Мы добрались до перевала, до седловины между двумя вершинами, поросшими лесом, а потом армия начала спуск. Когда настала наша очередь, я увидела в складках гор несколько деревень, построенных из тех же самых камней, на каких стояли. Нужно было вглядываться очень внимательно, чтобы углядеть их. Повсюду царило странное спокойствие. Слышалось пение птиц, потом и оно прекратилось. Возможно, пернатые смолкли, предчувствуя неминуемую бурю. Наконец мы добрались до долины и вошли в деревни.

Там мы не обнаружили ни единой живой души.

Наши воины с досадой оглядывались по сторонам: ведь еще недавно в этих домах находились люди. В загонах стояли животные, на столах лежала посуда, в очагах догорал огонь. Я втолкнула беременную девушку в один из домов, чтобы она согрелась, и чем-то накормила ее.
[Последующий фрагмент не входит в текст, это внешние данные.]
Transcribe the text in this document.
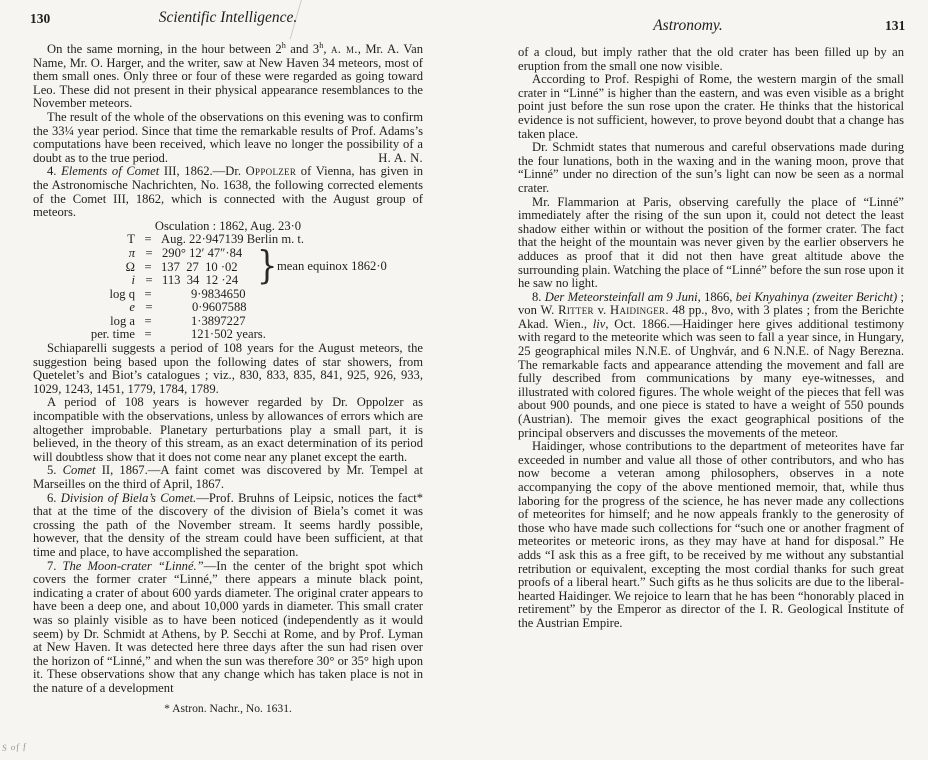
S of f
130	Scientific Intelligence.	Astronomy.	131

On the same morning, in the hour between 2$^h$ and 3$^h$, a. m., Mr. A. Van Name, Mr. O. Harger, and the writer, saw at New Haven 34 meteors, most of them small ones. Only three or four of these were regarded as going toward Leo. These did not present in their physical appearance resemblances to the November meteors.

The result of the whole of the observations on this evening was to confirm the 33¼ year period. Since that time the remarkable results of Prof. Adams’s computations have been received, which leave no longer the possibility of a doubt as to the true period.	H. A. N.

4. Elements of Comet III, 1862.—Dr. Oppolzer of Vienna, has given in the Astronomische Nachrichten, No. 1638, the following corrected elements of the Comet III, 1862, which is connected with the August group of meteors.

Osculation : 1862, Aug. 23·0
T = Aug. 22·947139 Berlin m. t.
π = 290° 12′ 47″·84
Ω = 137  27  10 ·02
i = 113  34  12 ·24
log q =	9·9834650
e =	0·9607588
log a =	1·3897227
per. time =	121·502 years.
} mean equinox 1862·0

Schiaparelli suggests a period of 108 years for the August meteors, the suggestion being based upon the following dates of star showers, from Quetelet’s and Biot’s catalogues ; viz., 830, 833, 835, 841, 925, 926, 933, 1029, 1243, 1451, 1779, 1784, 1789.

A period of 108 years is however regarded by Dr. Oppolzer as incompatible with the observations, unless by allowances of errors which are altogether improbable. Planetary perturbations play a small part, it is believed, in the theory of this stream, as an exact determination of its period will doubtless show that it does not come near any planet except the earth.

5. Comet II, 1867.—A faint comet was discovered by Mr. Tempel at Marseilles on the third of April, 1867.

6. Division of Biela’s Comet.—Prof. Bruhns of Leipsic, notices the fact* that at the time of the discovery of the division of Biela’s comet it was crossing the path of the November stream. It seems hardly possible, however, that the density of the stream could have been sufficient, at that time and place, to have accomplished the separation.

7. The Moon-crater “Linné.”—In the center of the bright spot which covers the former crater “Linné,” there appears a minute black point, indicating a crater of about 600 yards diameter. The original crater appears to have been a deep one, and about 10,000 yards in diameter. This small crater was so plainly visible as to have been noticed (independently as it would seem) by Dr. Schmidt at Athens, by P. Secchi at Rome, and by Prof. Lyman at New Haven. It was detected here three days after the sun had risen over the horizon of “Linné,” and when the sun was therefore 30° or 35° high upon it. These observations show that any change which has taken place is not in the nature of a development

* Astron. Nachr., No. 1631.

of a cloud, but imply rather that the old crater has been filled up by an eruption from the small one now visible.

According to Prof. Respighi of Rome, the western margin of the small crater in “Linné” is higher than the eastern, and was even visible as a bright point just before the sun rose upon the crater. He thinks that the historical evidence is not sufficient, however, to prove beyond doubt that a change has taken place.

Dr. Schmidt states that numerous and careful observations made during the four lunations, both in the waxing and in the waning moon, prove that “Linné” under no direction of the sun’s light can now be seen as a normal crater.

Mr. Flammarion at Paris, observing carefully the place of “Linné” immediately after the rising of the sun upon it, could not detect the least shadow either within or without the position of the former crater. The fact that the height of the mountain was never given by the earlier observers he adduces as proof that it did not then have great altitude above the surrounding plain. Watching the place of “Linné” before the sun rose upon it he saw no light.

8. Der Meteorsteinfall am 9 Juni, 1866, bei Knyahinya (zweiter Bericht) ; von W. Ritter v. Haidinger. 48 pp., 8vo, with 3 plates ; from the Berichte Akad. Wien., liv, Oct. 1866.—Haidinger here gives additional testimony with regard to the meteorite which was seen to fall a year since, in Hungary, 25 geographical miles N.N.E. of Unghvár, and 6 N.N.E. of Nagy Berezna. The remarkable facts and appearance attending the movement and fall are fully described from communications by many eye-witnesses, and illustrated with colored figures. The whole weight of the pieces that fell was about 900 pounds, and one piece is stated to have a weight of 550 pounds (Austrian). The memoir gives the exact geographical positions of the principal observers and discusses the movements of the meteor.

Haidinger, whose contributions to the department of meteorites have far exceeded in number and value all those of other contributors, and who has now become a veteran among philosophers, observes in a note accompanying the copy of the above mentioned memoir, that, while thus laboring for the progress of the science, he has never made any collections of meteorites for himself; and he now appeals frankly to the generosity of those who have made such collections for “such one or another fragment of meteorites or meteoric irons, as they may have at hand for disposal.” He adds “I ask this as a free gift, to be received by me without any substantial retribution or equivalent, excepting the most cordial thanks for such great proofs of a liberal heart.” Such gifts as he thus solicits are due to the liberal-hearted Haidinger. We rejoice to learn that he has been “honorably placed in retirement” by the Emperor as director of the I. R. Geological Institute of the Austrian Empire.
Воины начали грабить жилища крестьян, но Софос остановил их. Поднялся на выступ скалы и заговорил:

— Ничего не трогать! Послушайте: мы возьмем только необходимую провизию — и все. Когда местные поймут, что у нас нет враждебных намерений, есть надежда, что они отнесутся к нам по-доброму. Оглянитесь: нам предстоит пройти через эту гряду, пересекая горные перевалы, и горцы могут расправиться с нами, когда им заблагорассудится. Они знают каждую пядь своей земли, способны появиться где угодно, так что мы даже не заметим, и в любой момент безнаказанно напасть на нас. Наша сила в том, чтобы сражаться плечом к плечу на открытой местности, а так, растянутые длинной вереницей, мы уязвимы. Необходимо сделать все возможное, дабы жители гор не стали нашими врагами.

Воины немного поворчали, но подчинились. Я уже поняла, что в этой армии приказы исполняются, но для этого командиры должны убедить людей в том, что они поступают правильно.

Обошли дома, забирая провизию, какую нашли, и сложили все на площадку в центре, а потом посчитали, сколько животных мы можем увести с собой, чтобы обеспечить себя на максимально долгий срок. Во время поисков обнаружили в нескольких пещерах, скрытых растительностью, женщин и детей: их немедленно взяли под присмотр. Возможно, они не захотели последовать за мужчинами в горы или же не успели. Очень важное обстоятельство, и военачальники радовались: ведь заложников можно будет обменять на наших в ходе продвижения армии. Однако я не разделяла торжества и не думала, что жители деревень легко сдадутся.


Колонна оказалась такой длинной, что, когда прибыли последние, уже начало темнеть. Они принесли с собой недобрые вести: за перевалом напали местные, осыпая градом стрел и камней; около десятка ранили. Таково гостеприимство этой дикой земли.

Ксен со своей конницей захватил несколько пленных — пастухов, не пожелавших оставить стада.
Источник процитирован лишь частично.